“Imagine that the key to happiness is following your own intuition instead of other people’s opinions and advice.” Alex Ostrowski
Great leaders never stop following their intuition. They maintain a child-like faith in their insights. The rest of us mostly flit from one opinion du jour or breathless bit of “wisdom” to the next, like butterflies fading in the grass.
The greatest leaders create a culture in which employees or followers have faith in their own intuition. Because happiness happens, too.
As a child I was very fortunate to have a Sunday School teacher named Tom Beebe, and will always remember climbing happily onto his lap for a story. At the time he was VP of Personnel at Delta Airlines; he was eventually its President, and Delta became famous as a truly great company to work at (featured on page 253 of In Search of Excellence).
Mr.
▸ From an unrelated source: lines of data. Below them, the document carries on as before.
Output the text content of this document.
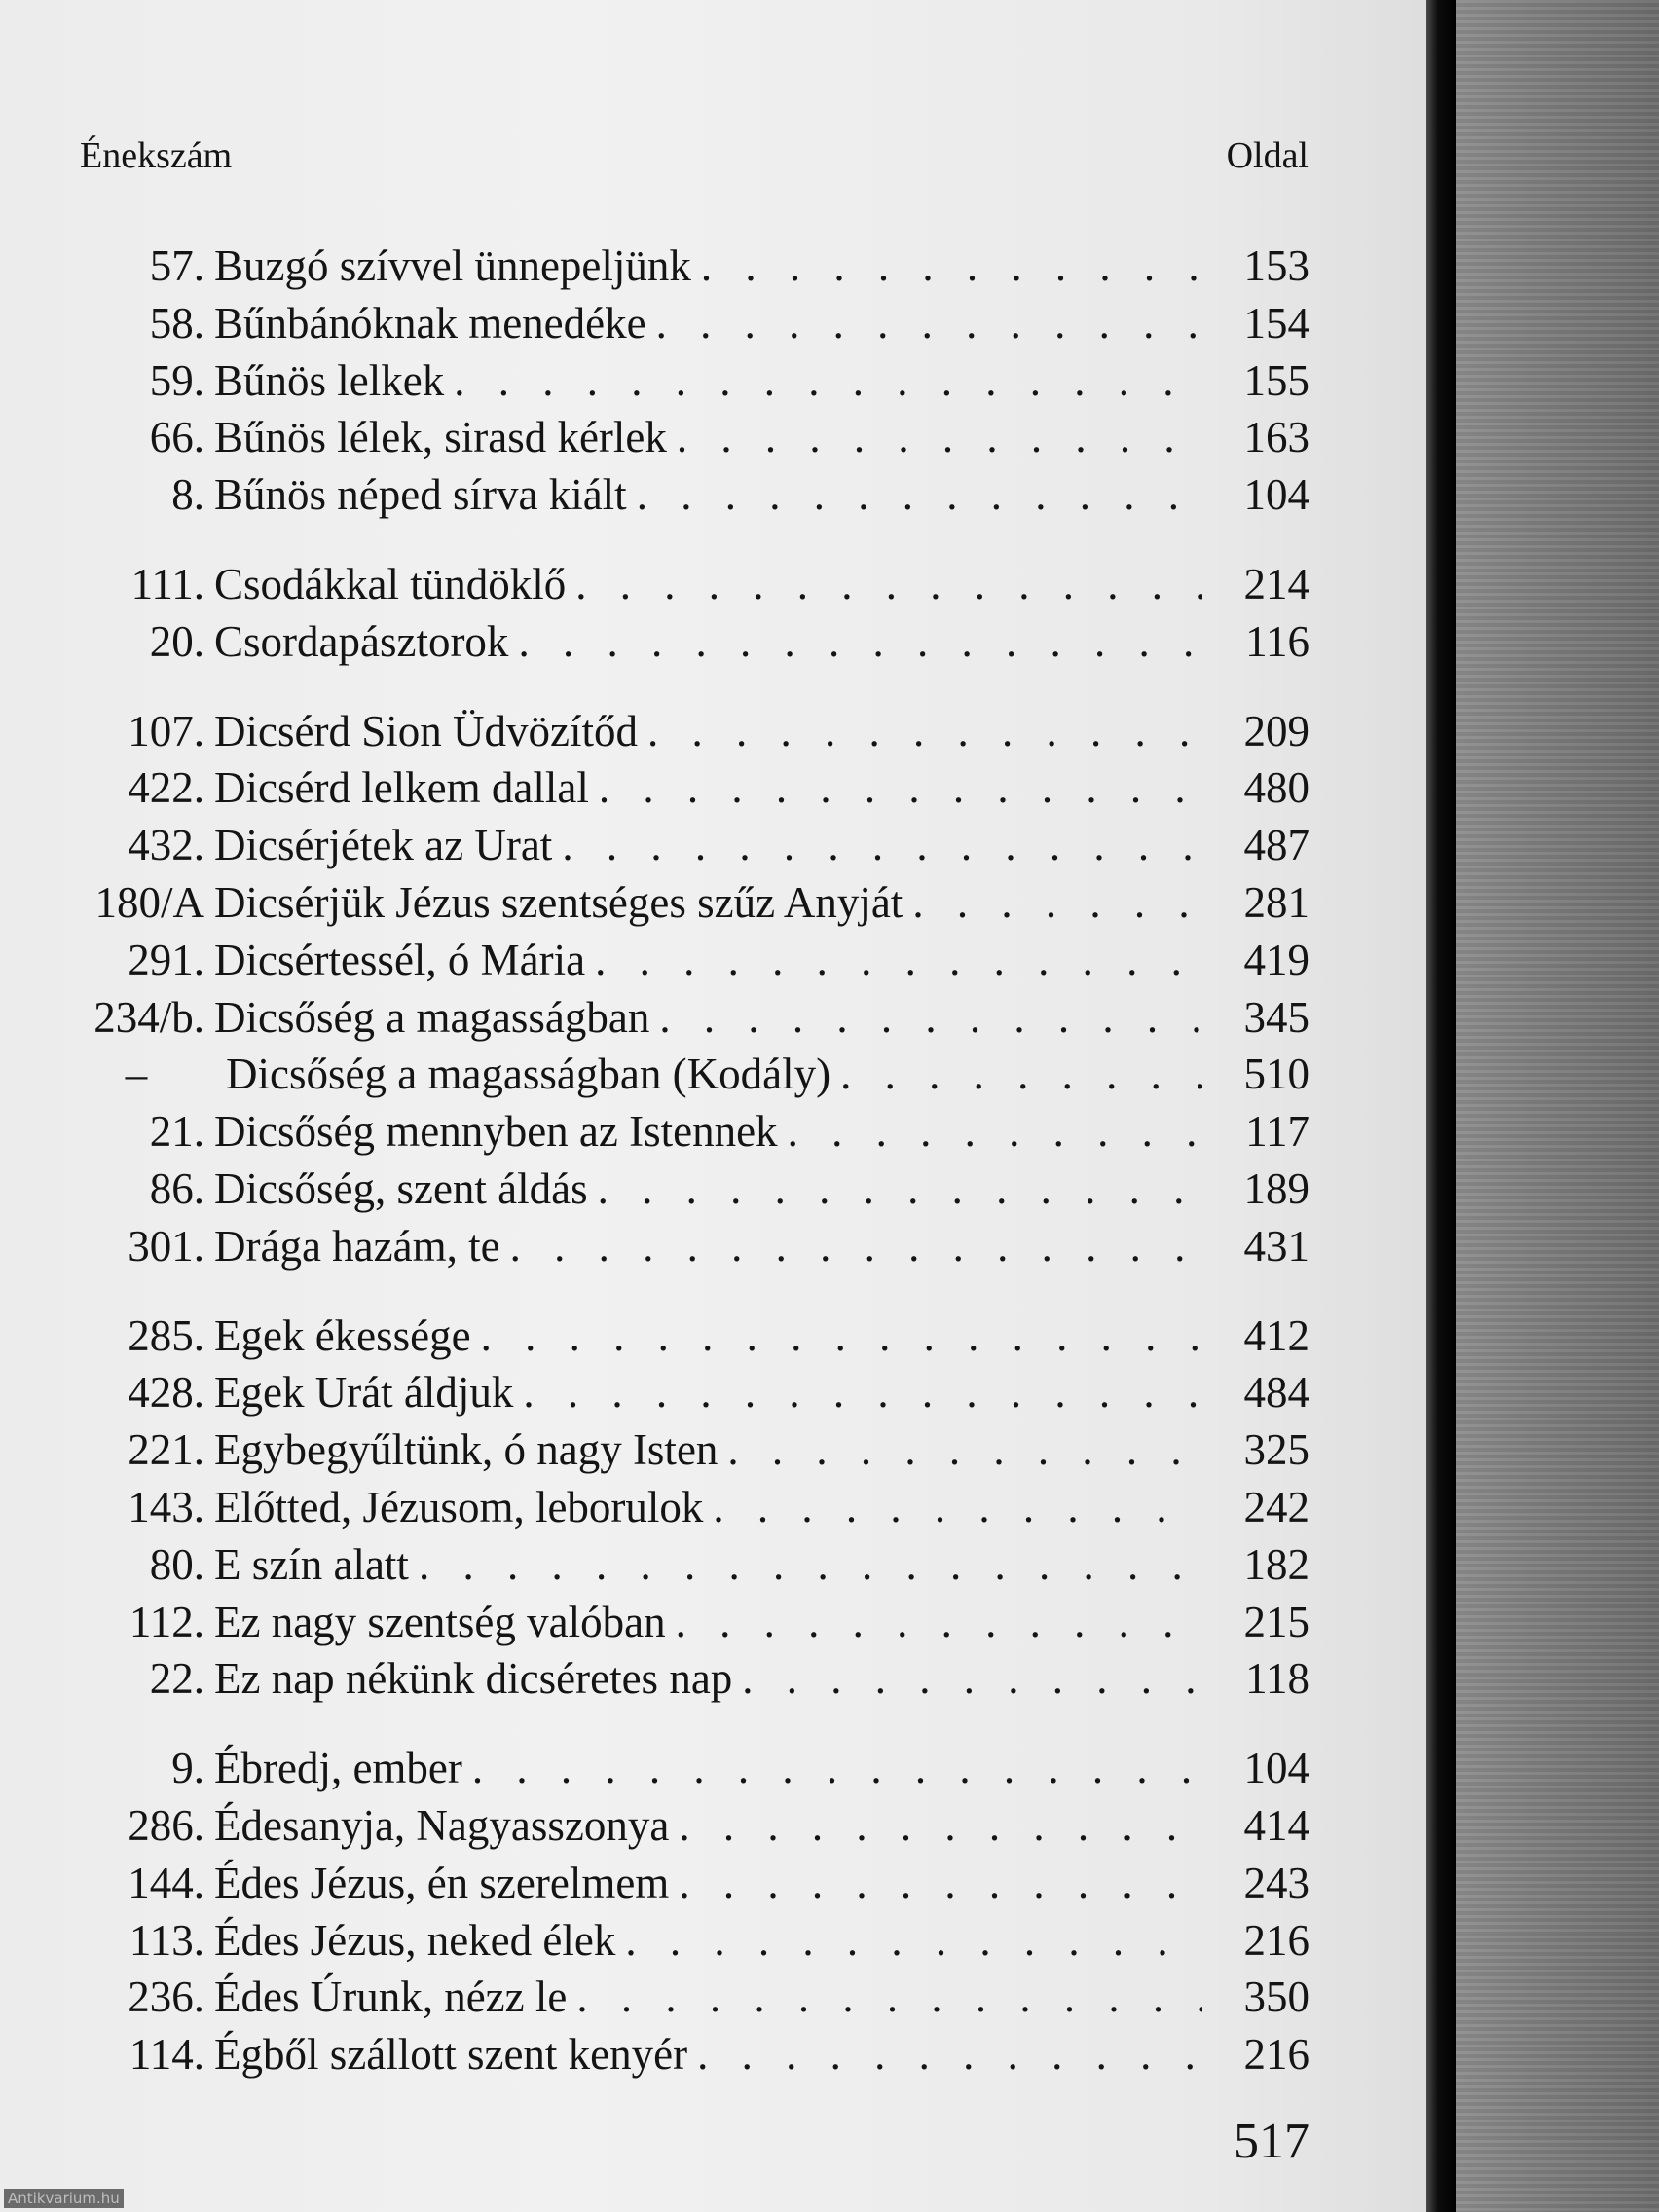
Énekszám	Oldal
57. Buzgó szívvel ünnepeljünk . . .	153
58. Bűnbánóknak menedéke . . .	154
59. Bűnös lelkek . . .	155
66. Bűnös lélek, sirasd kérlek . . .	163
8. Bűnös néped sírva kiált . . .	104
111. Csodákkal tündöklő . . .	214
20. Csordapásztorok . . .	116
107. Dicsérd Sion Üdvözítőd . . .	209
422. Dicsérd lelkem dallal . . .	480
432. Dicsérjétek az Urat . . .	487
180/A Dicsérjük Jézus szentséges szűz Anyját . . .	281
291. Dicsértessél, ó Mária . . .	419
234/b. Dicsőség a magasságban . . .	345
–	Dicsőség a magasságban (Kodály) . . .	510
21. Dicsőség mennyben az Istennek . . .	117
86. Dicsőség, szent áldás . . .	189
301. Drága hazám, te . . .	431
285. Egek ékessége . . .	412
428. Egek Urát áldjuk . . .	484
221. Egybegyűltünk, ó nagy Isten . . .	325
143. Előtted, Jézusom, leborulok . . .	242
80. E szín alatt . . .	182
112. Ez nagy szentség valóban . . .	215
22. Ez nap nékünk dicséretes nap . . .	118
9. Ébredj, ember . . .	104
286. Édesanyja, Nagyasszonya . . .	414
144. Édes Jézus, én szerelmem . . .	243
113. Édes Jézus, neked élek . . .	216
236. Édes Úrunk, nézz le . . .	350
114. Égből szállott szent kenyér . . .	216
517
Antikvarium.hu
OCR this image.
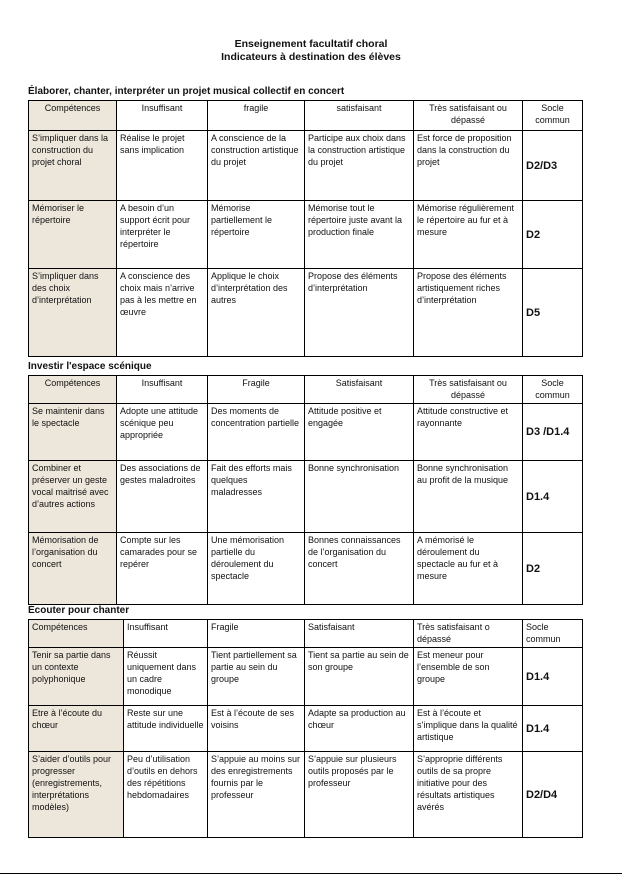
Enseignement facultatif choral
Indicateurs à destination des élèves
Élaborer, chanter, interpréter un projet musical collectif en concert
Compétences	Insuffisant	fragile	satisfaisant	Très satisfaisant ou dépassé	Socle commun
S’impliquer dans la construction du projet choral	Réalise le projet sans implication	A conscience de la construction artistique du projet	Participe aux choix dans la construction artistique du projet	Est force de proposition dans la construction du projet	D2/D3
Mémoriser le répertoire	A besoin d’un support écrit pour interpréter le répertoire	Mémorise partiellement le répertoire	Mémorise tout le répertoire juste avant la production finale	Mémorise régulièrement le répertoire au fur et à mesure	D2
S’impliquer dans des choix d’interprétation	A conscience des choix mais n’arrive pas à les mettre en œuvre	Applique le choix d’interprétation des autres	Propose des éléments d’interprétation	Propose des éléments artistiquement riches d’interprétation	D5
Investir l'espace scénique
Compétences	Insuffisant	Fragile	Satisfaisant	Très satisfaisant ou dépassé	Socle commun
Se maintenir dans le spectacle	Adopte une attitude scénique peu appropriée	Des moments de concentration partielle	Attitude positive et engagée	Attitude constructive et rayonnante	D3 /D1.4
Combiner et préserver un geste vocal maitrisé avec d’autres actions	Des associations de gestes maladroites	Fait des efforts mais quelques maladresses	Bonne synchronisation	Bonne synchronisation au profit de la musique	D1.4
Mémorisation de l’organisation du concert	Compte sur les camarades pour se repérer	Une mémorisation partielle du déroulement du spectacle	Bonnes connaissances de l’organisation du concert	A mémorisé le déroulement du spectacle au fur et à mesure	D2
Écouter pour chanter
Compétences	Insuffisant	Fragile	Satisfaisant	Très satisfaisant o dépassé	Socle commun
Tenir sa partie dans un contexte polyphonique	Réussit uniquement dans un cadre monodique	Tient partiellement sa partie au sein du groupe	Tient sa partie au sein de son groupe	Est meneur pour l’ensemble de son groupe	D1.4
Etre à l’écoute du chœur	Reste sur une attitude individuelle	Est à l’écoute de ses voisins	Adapte sa production au chœur	Est à l’écoute et s’implique dans la qualité artistique	D1.4
S’aider d’outils pour progresser (enregistrements, interprétations modèles)	Peu d’utilisation d’outils en dehors des répétitions hebdomadaires	S’appuie au moins sur des enregistrements fournis par le professeur	S’appuie sur plusieurs outils proposés par le professeur	S’approprie différents outils de sa propre initiative pour des résultats artistiques avérés	D2/D4
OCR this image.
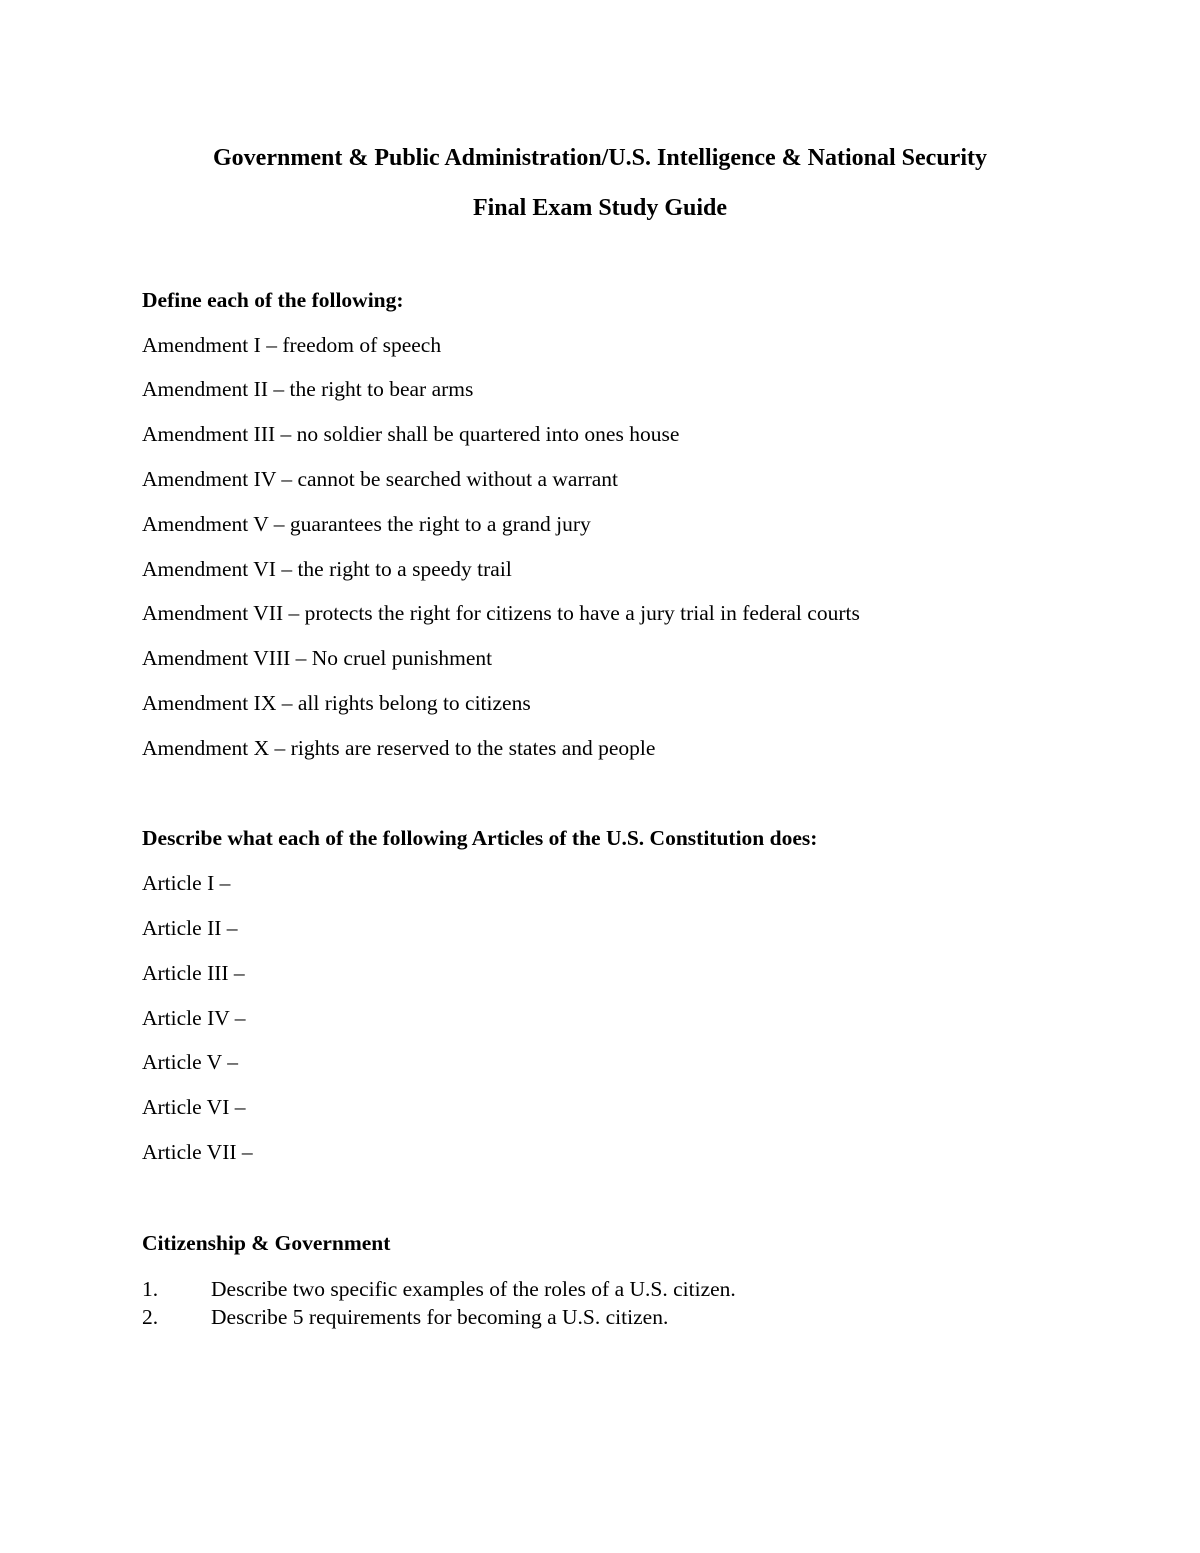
Government & Public Administration/U.S. Intelligence & National Security
Final Exam Study Guide
Define each of the following:
Amendment I – freedom of speech
Amendment II – the right to bear arms
Amendment III – no soldier shall be quartered into ones house
Amendment IV – cannot be searched without a warrant
Amendment V – guarantees the right to a grand jury
Amendment VI – the right to a speedy trail
Amendment VII – protects the right for citizens to have a jury trial in federal courts
Amendment VIII – No cruel punishment
Amendment IX – all rights belong to citizens
Amendment X – rights are reserved to the states and people
Describe what each of the following Articles of the U.S. Constitution does:
Article I –
Article II –
Article III –
Article IV –
Article V –
Article VI –
Article VII –
Citizenship & Government
1.	Describe two specific examples of the roles of a U.S. citizen.
2.	Describe 5 requirements for becoming a U.S. citizen.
Beebe built “The Delta Family Feeling” on his amazing intuition about what people need and respond to. He was too smart to leave the fate of his company to impulsive or copycat decisions. For example, every stewardess was chosen from thousands of applicants, interviewed twice and screened by the company psychologist.
But all the procedures didn’t blanket his intuition, they validated it. Every employee gained a new confidence in the intuition that Delta recognized and celebrated. That confidence stayed front and center on the job, and every customer felt special to be served.
Delta made its employees so happy to work there, they once chipped in to buy their company a new airplane.
Today it’s much easier for great leaders to recreate at least part of that excitement. Like Tom Beebe, you’ll acknowledge your intuition and instill it in your employees or team members. All in a matter of hours. With the right tool and a world full of self-educated people, anyone can become a great leader like Tom Beebe.
Other people’s opinions and advice are fine, as far as they go. Just don’t confuse them with what brings real happiness. Use your intuition.